Lex de imperio Vespasiani

La lex de imperio Vespasiani est une loi Romaine ou un senatus consultum adopté par le Sénat quelques semaines ou quelques mois après le 22 décembre 69. Elle n'est partiellement connue que par un morceau d’une table de bronze (dimensions 1,60 m par 1,10 m) sur laquelle elle avait été gravée. Ce document épigraphique a été redécouvert en 1347 par Cola di Rienzo dans la basilique Saint-Jean-de-Latran. Elle concerne l'investiture de Vespasien comme empereur. Ce qui a survécu n'est, au mieux, que la moitié du texte total[1]. Le tableau comprend huit clauses distinctes. On ignore combien il y en avait au total. Il est conservé aux musées du Capitole.

Table en bronze trouvée par Cola di Rienzo sur laquelle est gravée la Lex de imperio Vespasiani. Musées Capitolins, Rome. CIL VI, 930 = ILS, 244.

Elle est « appelé anachroniquement Lex de Imperio Vespasiani ». C'est le seul exemple connu de document officiel conférant des pouvoirs à un empereur.

Contexte de cette loi modifier

« La Lex de Imperio Vespasiani retranscrit la loi d’investiture de Vespasien produite dans le contexte politique mouvementé[2] » de la prise du pouvoir de Vespasien à l'issue de l'année des quatre empereurs et de la vaste guerre civile qui l'a accompagnée. Ce document, « n’est pas concomitant à la date de l’investiture de Vespasien par le Sénat[2] » le 22 décembre 69 (décalage de plusieurs semaines voire de plusieurs mois). Depuis la destitution de Néron et son suicide au début du mois de juin 68, trois empereurs se sont succédè, Galba, Othon puis, après la défaite de ce dernier, le sénat a reconnu Vitellius comme princeps. Il est rentré dans Rome en juillet 69, investi des pouvoirs impériaux. De son côté, Vespasien est acclamé Imperator à Alexandrie par les troupes du préfet d’Égypte Tiberius Alexander le 1er juillet 69. Le , les trois légions de Palestine placées sous son commandement font la même chose à Césarée maritime. La même scène se reproduit un peu plus tard dans la province romaine de Syrie. « Vespasien dispose de nombreux soutiens[2] » : en Syrie celui du légat de Syrie Mucianus, « à Rome il est représenté par son frère[2] » Titus Flavius Sabinus « alors au sommet de la hiérarchie sénatoriale en tant que Préfet de la Ville, enfin il bénéficie de l’appui des légions du Danube qui déclenchent les hostilités contre les forces de Vitellius et arrachent une victoire sur les troupes de l’empereur près de Crémone en octobre 69[2]. »

L'empereur Vitellius abdique le 18 décembre 69, en échange d'une retraite dorée en Campanie. Mais ses partisans s'y opposent.
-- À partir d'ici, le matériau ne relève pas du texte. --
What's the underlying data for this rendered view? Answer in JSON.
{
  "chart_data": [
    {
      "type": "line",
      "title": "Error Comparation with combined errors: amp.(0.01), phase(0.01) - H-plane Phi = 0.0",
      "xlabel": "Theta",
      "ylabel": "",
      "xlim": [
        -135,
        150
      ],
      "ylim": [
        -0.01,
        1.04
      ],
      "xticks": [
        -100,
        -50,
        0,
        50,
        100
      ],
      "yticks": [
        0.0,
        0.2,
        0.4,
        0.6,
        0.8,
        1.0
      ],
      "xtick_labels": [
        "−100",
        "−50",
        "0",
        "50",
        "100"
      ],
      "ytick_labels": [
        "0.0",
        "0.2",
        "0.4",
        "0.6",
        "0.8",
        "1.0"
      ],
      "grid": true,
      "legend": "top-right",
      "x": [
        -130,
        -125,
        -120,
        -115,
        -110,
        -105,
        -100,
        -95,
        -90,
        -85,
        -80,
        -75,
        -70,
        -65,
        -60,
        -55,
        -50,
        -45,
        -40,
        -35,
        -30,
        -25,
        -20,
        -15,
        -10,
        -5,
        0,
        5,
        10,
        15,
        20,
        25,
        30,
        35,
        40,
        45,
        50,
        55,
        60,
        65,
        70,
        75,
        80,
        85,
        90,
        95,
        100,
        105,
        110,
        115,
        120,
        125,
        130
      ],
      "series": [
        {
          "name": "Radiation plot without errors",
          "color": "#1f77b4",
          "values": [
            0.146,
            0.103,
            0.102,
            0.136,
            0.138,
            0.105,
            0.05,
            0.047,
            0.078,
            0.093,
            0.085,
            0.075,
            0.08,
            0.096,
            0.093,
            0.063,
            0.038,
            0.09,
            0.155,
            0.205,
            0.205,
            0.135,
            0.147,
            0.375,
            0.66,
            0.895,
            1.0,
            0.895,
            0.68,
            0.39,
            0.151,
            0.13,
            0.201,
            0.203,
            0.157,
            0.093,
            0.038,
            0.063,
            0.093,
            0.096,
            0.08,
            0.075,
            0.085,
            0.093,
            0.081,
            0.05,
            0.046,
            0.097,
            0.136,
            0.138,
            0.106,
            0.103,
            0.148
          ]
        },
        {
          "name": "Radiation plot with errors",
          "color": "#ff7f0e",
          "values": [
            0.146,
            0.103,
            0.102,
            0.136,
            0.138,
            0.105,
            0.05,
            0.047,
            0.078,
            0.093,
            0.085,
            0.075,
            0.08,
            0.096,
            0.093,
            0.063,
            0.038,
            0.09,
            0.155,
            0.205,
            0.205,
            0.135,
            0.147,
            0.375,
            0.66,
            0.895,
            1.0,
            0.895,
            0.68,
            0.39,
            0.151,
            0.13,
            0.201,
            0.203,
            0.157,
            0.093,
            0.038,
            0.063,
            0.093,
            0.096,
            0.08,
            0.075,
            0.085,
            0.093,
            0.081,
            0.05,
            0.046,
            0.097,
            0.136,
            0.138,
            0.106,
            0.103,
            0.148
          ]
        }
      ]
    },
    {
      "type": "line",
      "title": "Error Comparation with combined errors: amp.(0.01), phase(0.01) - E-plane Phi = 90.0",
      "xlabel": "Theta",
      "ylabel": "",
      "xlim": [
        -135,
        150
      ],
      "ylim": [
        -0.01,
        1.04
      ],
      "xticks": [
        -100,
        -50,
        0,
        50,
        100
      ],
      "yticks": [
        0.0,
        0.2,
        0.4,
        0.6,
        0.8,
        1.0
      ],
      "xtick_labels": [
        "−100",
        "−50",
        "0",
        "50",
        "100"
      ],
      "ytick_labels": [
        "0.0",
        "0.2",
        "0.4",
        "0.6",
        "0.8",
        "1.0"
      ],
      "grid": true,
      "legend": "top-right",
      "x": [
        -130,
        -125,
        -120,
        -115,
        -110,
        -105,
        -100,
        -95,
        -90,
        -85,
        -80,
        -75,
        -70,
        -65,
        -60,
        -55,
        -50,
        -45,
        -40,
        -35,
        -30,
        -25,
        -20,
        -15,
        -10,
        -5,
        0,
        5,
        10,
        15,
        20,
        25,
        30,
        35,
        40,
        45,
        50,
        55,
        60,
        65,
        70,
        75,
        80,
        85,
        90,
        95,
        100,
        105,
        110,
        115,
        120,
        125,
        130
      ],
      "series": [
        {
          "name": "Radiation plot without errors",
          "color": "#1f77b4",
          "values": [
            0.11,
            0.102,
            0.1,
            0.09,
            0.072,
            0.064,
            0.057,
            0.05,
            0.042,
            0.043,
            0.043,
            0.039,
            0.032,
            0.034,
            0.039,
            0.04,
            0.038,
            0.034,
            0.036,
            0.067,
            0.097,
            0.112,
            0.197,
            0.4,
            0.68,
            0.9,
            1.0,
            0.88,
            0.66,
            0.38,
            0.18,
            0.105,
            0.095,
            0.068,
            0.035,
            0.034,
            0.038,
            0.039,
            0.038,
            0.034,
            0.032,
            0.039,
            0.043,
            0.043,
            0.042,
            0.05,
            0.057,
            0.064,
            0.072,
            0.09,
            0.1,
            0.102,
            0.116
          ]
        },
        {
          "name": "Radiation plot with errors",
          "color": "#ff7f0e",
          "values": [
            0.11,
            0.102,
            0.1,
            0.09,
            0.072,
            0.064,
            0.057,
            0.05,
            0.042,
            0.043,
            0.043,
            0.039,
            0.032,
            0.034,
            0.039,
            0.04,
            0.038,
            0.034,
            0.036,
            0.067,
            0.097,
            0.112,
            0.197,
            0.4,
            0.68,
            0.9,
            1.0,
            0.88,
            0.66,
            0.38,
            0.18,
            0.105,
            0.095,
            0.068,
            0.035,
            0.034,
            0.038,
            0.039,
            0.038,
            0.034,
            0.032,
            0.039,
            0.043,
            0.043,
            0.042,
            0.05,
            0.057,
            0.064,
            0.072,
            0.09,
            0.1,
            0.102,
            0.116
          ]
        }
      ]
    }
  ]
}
Des affrontements ont lieu dans lesquels le frère de Vespasien est tué et le Capitole incendié. « Rome est prise par les troupes du Danube le 20 ou le 21 décembre 69 et Vitellius est exécuté[2]. » Le Sénat investit Vespasien des pouvoirs impériaux le 22 décembre 69 bien qu'il ne soit pas encore arrivé à Rome. Cette loi, prise ultérieurement, vient compléter les pouvoirs de Vespasien.

Histoire de la transmission modifier

La plaque de bronze sur laquelle figure une partie de cette loi représente au mieux la moitié du texte total[3]. Elle a été redécouverte en 1347 dans la Basilique Saint-Jean-de-Latran et présentée au public par Cola di Rienzo, alors souverain de Rome. Selon lui, le pape Boniface VIII (mort en 1303) aurait caché cette tabula murée dans un autel par haine du pouvoir impérial[4]. Cola l'a rendue publique pour démontrer au pape la limitation constitutionnelle de son pouvoir.

Aujourd'hui, elle est exposée dans les musées du Capitole à Rome où elle a été installée en 1568 dans la salle des Horaces et des Curiaces[5].

Datation et nature de cette loi modifier

Ce document n'a pas été établi à la date de l’investiture de Vespasien par le Sénat le 22 décembre 69, mais plusieurs jours plus tard, voire plusieurs semaines. Ce qui a été préservé représente au mieux la moitié du texte. La critique débat donc pour savoir s'il s'agit d'un sénatus-consulte ou d'une Lex. Il est aussi l’objet de plusieurs hypothèses : s'agit-il d'un sénatus-consulte établi avant l'arrivée de Vespasien à Rome ou d'un « acte additionnel conçu par Vespasien » après son retour ou encore d'un « document juridique hybride élaboré en plusieurs phases » ?

La loi modifier

 
Vespasien (à la Ny Carlsberg Glyptotek de Copenhague)

« Le Sénat vote les différentes clauses contenues dans le document, les comices (assemblées) ratifient le texte sénatorial et en font une loi, ajout de la sanction[2] ». Comme seulement un fragment a été conservé « on ignore si la lex de Imperio Vespasiani faisait partie d’un document qui conférait en bloc les pouvoirs impériaux : imperium consulaire, proconsulaire et puissance tribunicienne, ou si ce document avait été élaboré pour apporter des précisions sur les attributions de l'empereur[2]. »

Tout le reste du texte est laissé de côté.